Krieg in Nahost
Ölpreise legen zu – Brent-Preis steigt dritten Tag in Folge
Aktualisiert am 23.04.2026 – 08:12 UhrLesedauer: 1 Min.
Die Waffenruhe im Nahen Osten wackelt, Trump macht Druck. Die Folgen zeigt der Rohstoffmarkt.
Die Ölpreise haben wegen des Iran-Kriegs den dritten Tag in Folge zugelegt. Ein Barrel (159 Liter) der Sorte Brent mit Lieferung im Juni wurde bei 103,23 US-Dollar gehandelt und damit mehr als ein Prozent über dem Niveau vom Vortag. Die Waffenruhe im Nahen Osten steht zunehmend auf der Kippe.
US-Präsident Donald Trump hat zuletzt den Druck auf den Iran erhöht und gibt dem Land Berichten zufolge nur noch wenige Tage Zeit für einen Vorschlag zur Beendigung des Krieges. Allerdings sieht sich Teheran mit der Blockade der für den Ölhandel wichtigen Straße von Hormus in einer Position der Stärke.

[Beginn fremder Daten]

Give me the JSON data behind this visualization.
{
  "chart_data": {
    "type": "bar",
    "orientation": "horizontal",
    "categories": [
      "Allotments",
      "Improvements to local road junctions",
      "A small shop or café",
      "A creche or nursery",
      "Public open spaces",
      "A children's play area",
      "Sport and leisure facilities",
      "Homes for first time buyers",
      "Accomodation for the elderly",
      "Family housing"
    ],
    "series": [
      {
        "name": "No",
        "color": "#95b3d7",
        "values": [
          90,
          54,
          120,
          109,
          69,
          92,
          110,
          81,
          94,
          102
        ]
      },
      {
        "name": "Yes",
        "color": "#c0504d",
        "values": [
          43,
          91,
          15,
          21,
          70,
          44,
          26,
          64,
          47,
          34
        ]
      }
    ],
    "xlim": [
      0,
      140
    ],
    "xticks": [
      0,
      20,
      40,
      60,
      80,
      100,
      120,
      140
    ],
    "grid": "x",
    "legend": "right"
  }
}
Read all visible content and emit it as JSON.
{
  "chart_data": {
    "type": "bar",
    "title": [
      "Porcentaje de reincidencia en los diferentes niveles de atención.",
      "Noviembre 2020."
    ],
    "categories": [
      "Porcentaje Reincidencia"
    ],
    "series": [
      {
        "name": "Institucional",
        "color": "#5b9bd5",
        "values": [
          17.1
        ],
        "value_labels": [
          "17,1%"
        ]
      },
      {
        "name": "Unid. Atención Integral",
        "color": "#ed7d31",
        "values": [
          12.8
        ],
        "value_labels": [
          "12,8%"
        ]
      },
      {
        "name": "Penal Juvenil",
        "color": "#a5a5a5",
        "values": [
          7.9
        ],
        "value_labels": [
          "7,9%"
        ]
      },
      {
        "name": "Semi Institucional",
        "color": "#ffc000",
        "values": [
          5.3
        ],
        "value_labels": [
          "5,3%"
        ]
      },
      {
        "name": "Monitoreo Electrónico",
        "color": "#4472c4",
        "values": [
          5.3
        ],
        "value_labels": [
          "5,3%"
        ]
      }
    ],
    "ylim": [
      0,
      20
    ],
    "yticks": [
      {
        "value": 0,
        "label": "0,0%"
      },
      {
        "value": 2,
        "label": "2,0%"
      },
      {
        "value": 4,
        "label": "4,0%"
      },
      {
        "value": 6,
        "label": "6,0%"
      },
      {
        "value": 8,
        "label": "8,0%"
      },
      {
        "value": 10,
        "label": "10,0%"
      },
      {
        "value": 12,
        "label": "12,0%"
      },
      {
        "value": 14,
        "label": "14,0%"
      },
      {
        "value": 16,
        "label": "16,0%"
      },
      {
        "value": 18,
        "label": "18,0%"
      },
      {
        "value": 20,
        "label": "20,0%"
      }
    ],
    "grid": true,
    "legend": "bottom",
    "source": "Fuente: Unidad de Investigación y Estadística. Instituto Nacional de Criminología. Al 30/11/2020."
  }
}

Das Ausbleiben von neuen Verhandlungen für ein Ende des Iran-Kriegs verunsichert die Anleger an den Rohstoffmärkten. Seit Beginn der Woche hat sich Rohöl aus der Nordsee fast sieben Dollar und US-Öl fast vier Dollar je Barrel verteuert.
Experte Dennis Kissler vom Finanzdienstleister BOK Financial Securities geht davon aus, dass der Preisanstieg so lange weitergeht, bis eine der beiden Kriegsparteien nachgibt. Seiner Einschätzung nach sind die Verhandlungen über ein Abkommen festgefahren. „Je länger kein Öl durch die Straße von Hormus fließt, desto weiter werden die Preise steigen“, sagte Kissler.
Washington und Teheran befinden sich derzeit in einer Sackgasse bei mehreren maßgeblichen Themen, die für ein Ende des Krieges entscheidend sind, darunter das iranische Atomprogramm.